Pneumônica – É a mais grave. Ocorre tanto como uma complicação dos outros tipos, como também pode ser pela manipulação de animal morto. Pode passar de pessoa para pessoa com extrema facilidade, por gotículas e aerossóis da tosse e da fala. Sem tratamento, mata quase todos os doentes. O tratamento com antibióticos adequados deve ser feito nas primeiras 24h de sintomas.
A descoberta mais importante feita em Exu, contudo, foi a confirmação de que roedores nativos e outros pequenos mamíferos são responsáveis pela conservação da peste na natureza. Antes, havia uma forte corrente que defendia que apenas os ratos domésticos carregavam a bactéria. Foram décadas de controvérsia sobre o assunto. E décadas focando o combate à doença apenas nos ratos domésticos.
Essa linha de pensamento ganhou mais força quando, em 1940, o pestólogo chileno Atílio Machiavello Varas, da Organização Pan-Americana da Saúde (OPAS), fez estudos no Brasil e refutou a ideia de peste silvestre, culpando apenas os ratos (Ratus rattus).
Na década seguinte, outro pestólogo estrangeiro veio para Pernambuco. O argentino José Maria de la Barrera visitou várias cidades, como Triunfo, e concluiu o contrário: sim, havia contaminação de peste nos roedores silvestres. Seu relatório, no entanto, circulou pouco, não foi publicado e não diminuiu as dúvidas do Ministério da Saúde.
Na época que chegou a Pernambuco, Baltazard, que dirigia o departamento de epidemiologia do Instituto Pasteur de Paris, era a maior autoridade do mundo sobre o estudo da peste. Junto com Karimi e outros pesquisadores, já havia comprovado o papel dos roedores silvestres na transmissão da peste em epidemias no Curdistão e no Azerbaijão.
Baltazar queria vir passar três semanas em Pernambucom mas acabou ficando três meses, com um salário mensal de 900 dólares pagos pela OMS. Viria outras vezes, assim como Karimi e Bahmanyar.
A convivência dos estrangeiros com a equipe brasileira nem sempre foi fácil. Em carta, Bahmanyar reclamava aos superiores de que não havia pesquisadores cultos: queria alguém que falasse inglês e francês. Também era difícil conseguir funcionários qualificados que quisessem ir morar em Exu. Não havia energia elétrica na cidade em 1967 – o plano piloto usava um gerador a diesel – e, até hoje, o abastecimento de água na cidade é problemático.

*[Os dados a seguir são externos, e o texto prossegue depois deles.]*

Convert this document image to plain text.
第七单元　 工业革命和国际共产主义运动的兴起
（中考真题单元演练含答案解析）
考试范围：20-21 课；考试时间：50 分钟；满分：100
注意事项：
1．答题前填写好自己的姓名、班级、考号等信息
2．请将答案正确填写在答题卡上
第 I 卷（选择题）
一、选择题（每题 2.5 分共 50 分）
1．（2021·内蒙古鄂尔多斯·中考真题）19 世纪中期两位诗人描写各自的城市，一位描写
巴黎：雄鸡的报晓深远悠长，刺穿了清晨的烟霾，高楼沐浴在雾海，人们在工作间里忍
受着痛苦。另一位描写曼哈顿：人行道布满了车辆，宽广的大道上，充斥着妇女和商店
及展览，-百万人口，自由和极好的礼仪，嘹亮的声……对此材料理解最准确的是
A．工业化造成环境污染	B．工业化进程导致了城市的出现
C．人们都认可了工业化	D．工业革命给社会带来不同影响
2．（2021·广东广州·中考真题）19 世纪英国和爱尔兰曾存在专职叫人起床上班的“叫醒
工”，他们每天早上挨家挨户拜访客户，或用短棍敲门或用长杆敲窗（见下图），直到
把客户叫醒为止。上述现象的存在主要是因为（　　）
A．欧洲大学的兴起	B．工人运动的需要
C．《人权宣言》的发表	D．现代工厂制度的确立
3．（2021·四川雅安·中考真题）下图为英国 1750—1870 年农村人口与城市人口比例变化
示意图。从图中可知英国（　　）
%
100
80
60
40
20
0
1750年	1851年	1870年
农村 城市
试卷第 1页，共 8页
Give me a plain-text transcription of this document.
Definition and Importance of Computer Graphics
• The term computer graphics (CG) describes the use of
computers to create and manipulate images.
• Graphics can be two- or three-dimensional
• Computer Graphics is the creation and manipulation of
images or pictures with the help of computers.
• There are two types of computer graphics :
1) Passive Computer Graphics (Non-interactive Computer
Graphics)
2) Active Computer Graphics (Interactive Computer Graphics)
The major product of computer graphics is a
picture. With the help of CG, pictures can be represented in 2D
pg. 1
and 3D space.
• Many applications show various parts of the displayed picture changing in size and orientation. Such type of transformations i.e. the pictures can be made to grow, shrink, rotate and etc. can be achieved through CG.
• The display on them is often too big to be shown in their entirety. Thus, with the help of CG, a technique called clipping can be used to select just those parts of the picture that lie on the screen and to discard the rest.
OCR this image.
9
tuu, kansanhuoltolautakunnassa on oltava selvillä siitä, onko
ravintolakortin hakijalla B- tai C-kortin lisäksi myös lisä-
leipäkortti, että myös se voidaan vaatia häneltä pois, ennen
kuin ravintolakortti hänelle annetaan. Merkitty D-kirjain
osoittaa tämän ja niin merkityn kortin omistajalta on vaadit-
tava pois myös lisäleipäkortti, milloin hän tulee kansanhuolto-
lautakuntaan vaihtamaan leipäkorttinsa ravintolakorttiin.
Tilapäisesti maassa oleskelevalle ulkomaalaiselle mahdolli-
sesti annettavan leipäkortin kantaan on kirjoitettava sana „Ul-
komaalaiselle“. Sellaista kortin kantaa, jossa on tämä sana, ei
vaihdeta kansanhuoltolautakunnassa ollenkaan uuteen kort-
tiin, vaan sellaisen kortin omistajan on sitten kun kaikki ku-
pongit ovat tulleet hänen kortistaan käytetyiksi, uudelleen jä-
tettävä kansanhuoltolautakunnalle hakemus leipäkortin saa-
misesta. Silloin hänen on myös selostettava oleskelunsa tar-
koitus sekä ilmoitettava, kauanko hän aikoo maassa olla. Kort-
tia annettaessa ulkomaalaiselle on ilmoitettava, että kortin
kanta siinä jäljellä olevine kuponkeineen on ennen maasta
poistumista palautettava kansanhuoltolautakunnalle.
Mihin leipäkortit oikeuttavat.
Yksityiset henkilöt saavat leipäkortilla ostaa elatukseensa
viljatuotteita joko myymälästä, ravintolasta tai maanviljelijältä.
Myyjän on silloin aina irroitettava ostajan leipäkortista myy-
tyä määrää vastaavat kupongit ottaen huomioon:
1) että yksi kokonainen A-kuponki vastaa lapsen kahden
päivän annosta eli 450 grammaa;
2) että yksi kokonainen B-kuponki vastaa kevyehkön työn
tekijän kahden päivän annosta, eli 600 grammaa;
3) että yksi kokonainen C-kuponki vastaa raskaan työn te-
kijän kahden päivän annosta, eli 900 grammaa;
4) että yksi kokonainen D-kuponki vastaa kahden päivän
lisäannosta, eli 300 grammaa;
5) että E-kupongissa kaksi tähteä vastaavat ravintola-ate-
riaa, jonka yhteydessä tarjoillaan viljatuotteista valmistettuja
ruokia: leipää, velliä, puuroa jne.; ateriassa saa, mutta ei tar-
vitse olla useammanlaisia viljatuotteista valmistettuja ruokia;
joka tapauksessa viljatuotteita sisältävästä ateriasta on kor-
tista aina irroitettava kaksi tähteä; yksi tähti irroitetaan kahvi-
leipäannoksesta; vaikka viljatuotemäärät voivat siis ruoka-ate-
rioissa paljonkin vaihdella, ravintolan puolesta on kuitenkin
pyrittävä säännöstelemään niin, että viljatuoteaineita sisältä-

Exu também passava por um período violento de guerra entre as famílias Saraiva, Alencar e Sampaio, que fez até Luiz Gonzaga levar o pai Januário para o Rio de Janeiro. Apesar de tudo isso, o empenho da equipe de brasileiros era enorme. Não demorou para Alzira e Célio caírem nas graças de Bahmanyar. “Meus colaboradores, especialmente Célio e Alzira, estão me ajudando extraordinariamente e aprendendo avidamente todas as fases do trabalho”, escreveu ao diretor do INERu, José Rodrigues da Silva.
Poucas semanas depois de chegar em Exu, o iraniano conseguiu isolar a Yersinia pestis em um Bolomys lasiurus, um pequeno roedor comum na Caatinga e no Cerrado. Vinte dias depois, um caso da doença em humanos foi descoberto em Exu.
As espécies de roedores da caatinga e doença
Das quase 2 mil espécies de roedores catalogadas no mundo, cerca de 230 albergam naturalmente a Yersinia pestis. Mas somente de 30 a 40 espécies servem como reservatórios básicos ou primários, com as demais atuando como reservatórios secundários, assegurando a manutenção e a difusão da doença.
O pequeno pixuna (Necromys lasiurus) é considerado o principal responsável pela epizootização – o conceito de epidemia aplicado aos animais – da peste nos focos do Nordeste, por ser também um dos roedores silvestres mais numerosos.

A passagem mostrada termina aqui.